Afterward, doctors diagnosed traumatic brain injuries and many bruises in various stages of healing. In the past few years, the DSS had received more than a dozen complaints from people whom the agency has declined to name, saying Haleigh was being neglected or abused, but social workers said many of the injuries were self-inflicted or childhood mishaps.
On Sept. 20, Holli and Jason Strickland, the girl's adoptive mother and stepfather, were arrested on child abuse charges. The adoptive mother was released two days later, and within hours, was found dead with her grandmother. Police continue to investigate the deaths, but say it seems to be a murder-suicide.
In October, DSS officials, saying that Haleigh's medical condition was hopeless, won a juvenile court order to have her ventilator and feeding tube removed. Jason Strickland, who could face murder charges if Haleigh dies, filed a motion to keep her on life support.
On Tuesday, the Supreme Judicial Court rejected Strickland's claim to be a ''de facto" parent, saying it was ''unthinkable" to give a say to someone who allegedly helped put Haleigh in a coma.
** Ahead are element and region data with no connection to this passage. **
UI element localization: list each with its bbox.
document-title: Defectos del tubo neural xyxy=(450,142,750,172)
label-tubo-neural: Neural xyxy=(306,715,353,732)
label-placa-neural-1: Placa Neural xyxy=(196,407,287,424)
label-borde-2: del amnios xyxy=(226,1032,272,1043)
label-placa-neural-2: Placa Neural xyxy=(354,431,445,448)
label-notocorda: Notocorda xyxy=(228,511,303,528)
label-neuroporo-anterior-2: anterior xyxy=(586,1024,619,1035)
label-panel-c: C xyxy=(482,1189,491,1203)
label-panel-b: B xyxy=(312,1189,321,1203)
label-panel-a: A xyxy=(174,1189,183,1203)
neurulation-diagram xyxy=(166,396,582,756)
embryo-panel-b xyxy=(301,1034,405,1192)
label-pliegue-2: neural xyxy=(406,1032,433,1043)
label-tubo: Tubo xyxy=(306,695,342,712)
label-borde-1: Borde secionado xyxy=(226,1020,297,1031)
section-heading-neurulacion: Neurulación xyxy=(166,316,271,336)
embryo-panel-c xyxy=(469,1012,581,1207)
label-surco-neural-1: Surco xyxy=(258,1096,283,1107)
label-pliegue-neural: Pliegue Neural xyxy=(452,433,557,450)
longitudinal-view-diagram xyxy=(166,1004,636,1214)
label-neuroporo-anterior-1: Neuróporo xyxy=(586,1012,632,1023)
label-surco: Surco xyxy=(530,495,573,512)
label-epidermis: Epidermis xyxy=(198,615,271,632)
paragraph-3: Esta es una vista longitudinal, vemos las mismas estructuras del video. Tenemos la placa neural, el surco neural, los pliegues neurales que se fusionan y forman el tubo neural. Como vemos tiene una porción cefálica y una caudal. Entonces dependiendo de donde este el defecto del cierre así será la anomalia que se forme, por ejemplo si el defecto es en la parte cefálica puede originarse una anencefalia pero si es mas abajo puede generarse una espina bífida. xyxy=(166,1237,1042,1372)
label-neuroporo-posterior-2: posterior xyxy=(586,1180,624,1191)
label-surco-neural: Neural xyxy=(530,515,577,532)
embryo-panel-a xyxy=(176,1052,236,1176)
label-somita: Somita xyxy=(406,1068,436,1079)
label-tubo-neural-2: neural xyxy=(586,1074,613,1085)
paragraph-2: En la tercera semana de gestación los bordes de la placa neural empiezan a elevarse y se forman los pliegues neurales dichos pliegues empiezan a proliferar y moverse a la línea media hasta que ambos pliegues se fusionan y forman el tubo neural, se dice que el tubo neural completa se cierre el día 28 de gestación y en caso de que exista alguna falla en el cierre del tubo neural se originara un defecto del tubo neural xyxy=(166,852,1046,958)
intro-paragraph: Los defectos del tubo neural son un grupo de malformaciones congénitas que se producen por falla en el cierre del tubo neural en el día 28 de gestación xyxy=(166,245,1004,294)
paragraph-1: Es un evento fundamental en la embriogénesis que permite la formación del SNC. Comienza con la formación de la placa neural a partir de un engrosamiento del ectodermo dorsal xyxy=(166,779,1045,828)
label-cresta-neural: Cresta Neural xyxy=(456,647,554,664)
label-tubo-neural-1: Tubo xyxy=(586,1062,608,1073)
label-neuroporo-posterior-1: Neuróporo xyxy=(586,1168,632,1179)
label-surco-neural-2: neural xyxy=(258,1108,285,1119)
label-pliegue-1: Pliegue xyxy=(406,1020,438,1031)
The justices also gave DSS authority to remove Haleigh's breathing and feeding tubes.
Jack Egan, a Springfield lawyer for the girl's stepfather, said yesterday's medical news confirms their view that DSS was too hasty in determining that Haleigh's condition was irreversible. He noted that DSS asked the courts to withdraw life support after Haleigh had been in the hospital for less than a month.